With PAVES, multiple diagnostic tools allow physicians to jumpstart the treatment process before patients arrive at the hospital. The high-definition video and high-reliability internet connections let EMTs create detailed diagnostic data and images of the patient, which they can send directly to specialists in the region even before they reach a hospital.

“The technology is really advanced. For example, the pan-tilt-zoom camera lets us focus in with very high resolution and see the skin, eyes, and pupils,” Carr says. “When paramedics are doing a neuro exam, they can shine the light in the pupils of the patient’s eyes, and we can see them constrict and dilate. All of this can be done in the ambulance.”

However, there were some technological challenges to overcome as well. It took ingenuity, as well as trial and error, to find or create diagnostic technology that could function reliably in a moving ambulance through good weather and bad, on smooth highways and bumpy roads. Carr had to work with technology vendors to find tablets durable enough to survive a drop test of 50 feet so they wouldn’t break if EMS crews accidentally dropped them. Carr’s team also worked with their cellular vendors to find internet connectivity compatible with all cell providers in the state in order to provide connectivity even when the ambulance passed through areas with spotty coverage.

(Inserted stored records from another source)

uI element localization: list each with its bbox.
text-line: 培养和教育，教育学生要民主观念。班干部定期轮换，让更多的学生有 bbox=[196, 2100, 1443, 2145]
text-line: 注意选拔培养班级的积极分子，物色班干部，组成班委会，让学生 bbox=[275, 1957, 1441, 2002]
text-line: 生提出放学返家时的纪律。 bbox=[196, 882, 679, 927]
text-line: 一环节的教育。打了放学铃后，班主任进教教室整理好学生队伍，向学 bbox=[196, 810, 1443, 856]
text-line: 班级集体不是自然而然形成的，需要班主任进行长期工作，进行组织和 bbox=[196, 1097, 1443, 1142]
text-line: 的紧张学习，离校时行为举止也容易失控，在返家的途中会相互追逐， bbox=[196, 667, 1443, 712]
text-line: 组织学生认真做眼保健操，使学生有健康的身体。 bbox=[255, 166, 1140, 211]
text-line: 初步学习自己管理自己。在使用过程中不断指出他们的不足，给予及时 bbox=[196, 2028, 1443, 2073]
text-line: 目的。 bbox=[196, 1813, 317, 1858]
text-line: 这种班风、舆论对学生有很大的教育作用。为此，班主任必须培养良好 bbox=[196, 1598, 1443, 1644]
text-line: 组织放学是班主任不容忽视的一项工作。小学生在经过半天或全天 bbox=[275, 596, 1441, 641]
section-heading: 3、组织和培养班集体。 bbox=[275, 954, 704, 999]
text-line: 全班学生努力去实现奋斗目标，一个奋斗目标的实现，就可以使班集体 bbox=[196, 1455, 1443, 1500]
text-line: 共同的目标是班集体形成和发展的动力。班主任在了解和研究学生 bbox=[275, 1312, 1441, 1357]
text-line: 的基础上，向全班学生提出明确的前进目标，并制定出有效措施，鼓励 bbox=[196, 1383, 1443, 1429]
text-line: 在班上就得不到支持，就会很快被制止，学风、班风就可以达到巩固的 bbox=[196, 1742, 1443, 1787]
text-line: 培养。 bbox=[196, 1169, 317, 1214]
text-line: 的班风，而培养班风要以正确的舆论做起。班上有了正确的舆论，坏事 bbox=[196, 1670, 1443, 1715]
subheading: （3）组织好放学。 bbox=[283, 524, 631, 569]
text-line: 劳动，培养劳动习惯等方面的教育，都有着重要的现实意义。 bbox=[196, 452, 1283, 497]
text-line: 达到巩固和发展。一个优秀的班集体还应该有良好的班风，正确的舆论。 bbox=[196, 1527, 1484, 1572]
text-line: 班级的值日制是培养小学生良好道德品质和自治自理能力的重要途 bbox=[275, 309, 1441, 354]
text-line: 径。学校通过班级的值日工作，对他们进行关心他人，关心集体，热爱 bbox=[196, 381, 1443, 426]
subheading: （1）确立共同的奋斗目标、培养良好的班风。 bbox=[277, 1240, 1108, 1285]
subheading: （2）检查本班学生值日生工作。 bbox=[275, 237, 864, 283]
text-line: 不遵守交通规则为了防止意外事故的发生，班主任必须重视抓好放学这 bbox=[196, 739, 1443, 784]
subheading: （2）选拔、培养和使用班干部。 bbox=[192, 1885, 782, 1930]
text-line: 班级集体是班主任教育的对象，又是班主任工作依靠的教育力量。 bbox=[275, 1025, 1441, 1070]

Carr says the original grant showed a system like PAVES can work, but it needs to be expanded beyond the 17 counties of the pilot program. “I have a lot of conversations with legislators about how to fund programs like this,” he says, “To persuade them that the system is especially important in rural areas.”

“Rural residents tend to be older, sicker and poorer,” he says. “The more medical problems you have, the more likely to have critical time-sensitive conditions like heart attacks or strokes. Add in the geographical separation, and that patient is now farther away from a medical facility, primary care, and emergency services. It’s textbook lack of access. That was the opportunity we saw with this grant.”

Because of hospital closures, Carr says 25% of Georgia’s population now lives in so-called healthcare deserts. He believes the digital transformation of emergency medicine can’t fix the whole problem but represents a step in the right direction. “That’s where we are right now,” he says. “This is a call to action.”